Can somebody elaborate the differences and the dis-/advantages of BSON vs MessagePack?


Just to complete the list of performant binary serialization formats: There are also Gobs which are going to be the successor of Google's Protocol Buffers. However in contrast to all the other mentioned formats those are not language-agnostic and rely on Go's built-in reflection there are also Gobs libraries for at least on other language than Go.

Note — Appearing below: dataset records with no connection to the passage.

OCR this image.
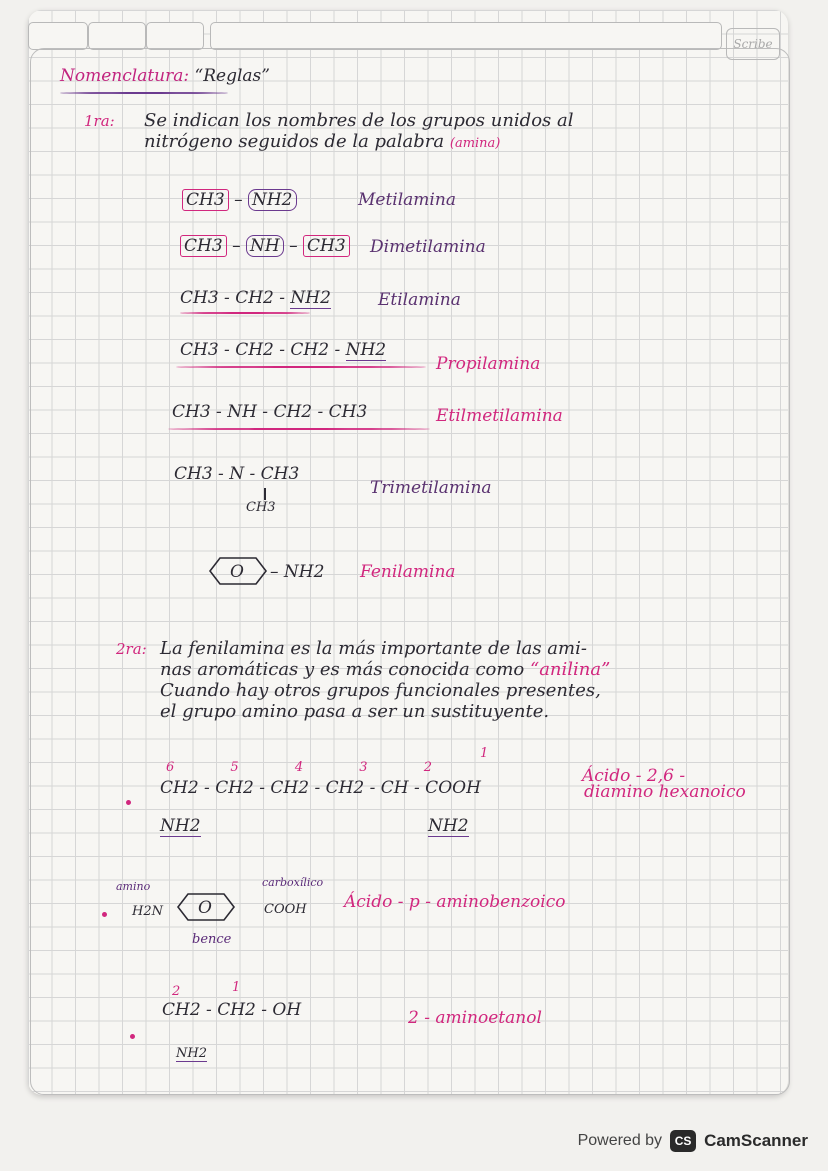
Scribe
Nomenclatura: “Reglas”
1ra: Se indican los nombres de los grupos unidos al
nitrógeno seguidos de la palabra (amina)
CH3 – NH2	Metilamina
CH3 – NH – CH3 Dimetilamina
CH3 - CH2 - NH2	Etilamina
CH3 - CH2 - CH2 - NH2
Propilamina
CH3 - NH - CH2 - CH3	Etilmetilamina
CH3 - N - CH3
CH3
Trimetilamina
O – NH2 Fenilamina
2ra: La fenilamina es la más importante de las ami-
nas aromáticas y es más conocida como “anilina”
Cuando hay otros grupos funcionales presentes,
el grupo amino pasa a ser un sustituyente.
6	5	4	3	2
1
CH2 - CH2 - CH2 - CH2 - CH - COOH
NH2	NH2
Ácido - 2,6 -
diamino hexanoico
amino	carboxílico
H2N O	COOH
bence
Ácido - p - aminobenzoico
2	1
CH2 - CH2 - OH
NH2
2 - aminoetanol
Powered by	CS CamScanner
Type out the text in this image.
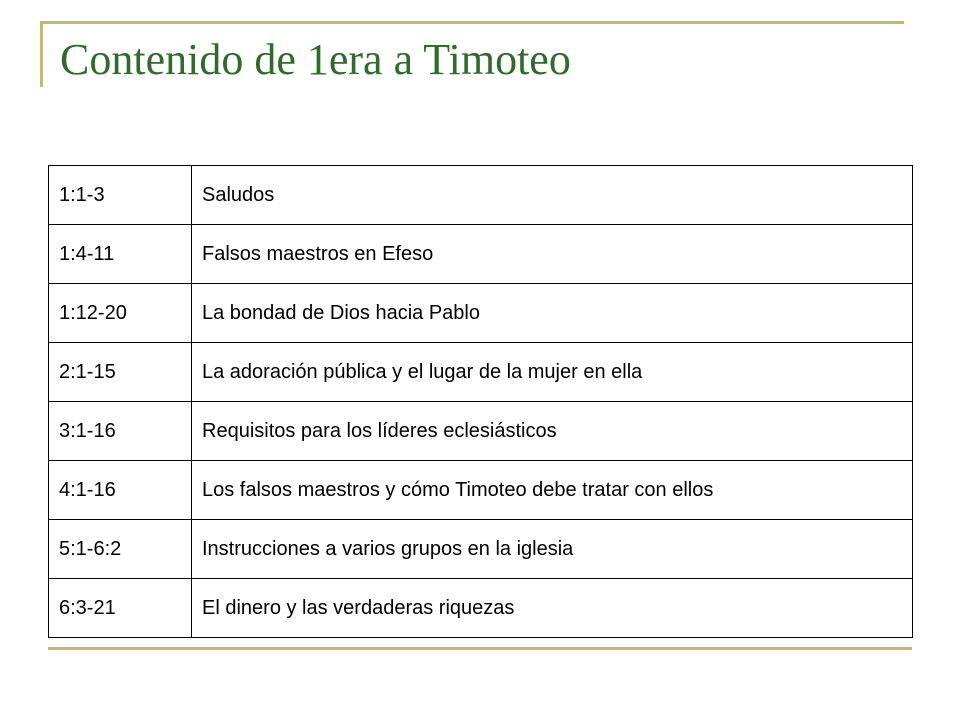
Contenido de 1era a Timoteo
1:1-3	Saludos
1:4-11	Falsos maestros en Efeso
1:12-20	La bondad de Dios hacia Pablo
2:1-15	La adoración pública y el lugar de la mujer en ella
3:1-16	Requisitos para los líderes eclesiásticos
4:1-16	Los falsos maestros y cómo Timoteo debe tratar con ellos
5:1-6:2	Instrucciones a varios grupos en la iglesia
6:3-21	El dinero y las verdaderas riquezas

Opposable answered 15/6, 2011 at 9:14 Comment(3)
Seems mostly like a load of marketing hype. The performance of a ["compiled"] serialization format is due to the implementation used. While some formats have inherently more overhead (e.g. JSON as it's all dynamically processed), formats themselves do not "have a speed". The page then goes on to "pick and choose" how it compares itself ... it a very non-unbiased fashion. Not my cup of tea.Stramonium
Correction: Gobs aren't intended to replace Protocol Buffers, and probably never will. Also, Gobs are language agnostic (they can be read/written in any language, see code.google.com/p/libgob), but they are defined to closely match how Go deals with data, so they work best with Go.Blagoveshchensk
Link to msgpack performance benchmarks is broken (msgpack.org/index/speedtest.png).Squint
A
228

// Please note that I'm author of MessagePack. This answer may be biased.

Format design

  1. Compatibility with JSON

    In spite of its name, BSON's compatibility with JSON is not so good compared with MessagePack.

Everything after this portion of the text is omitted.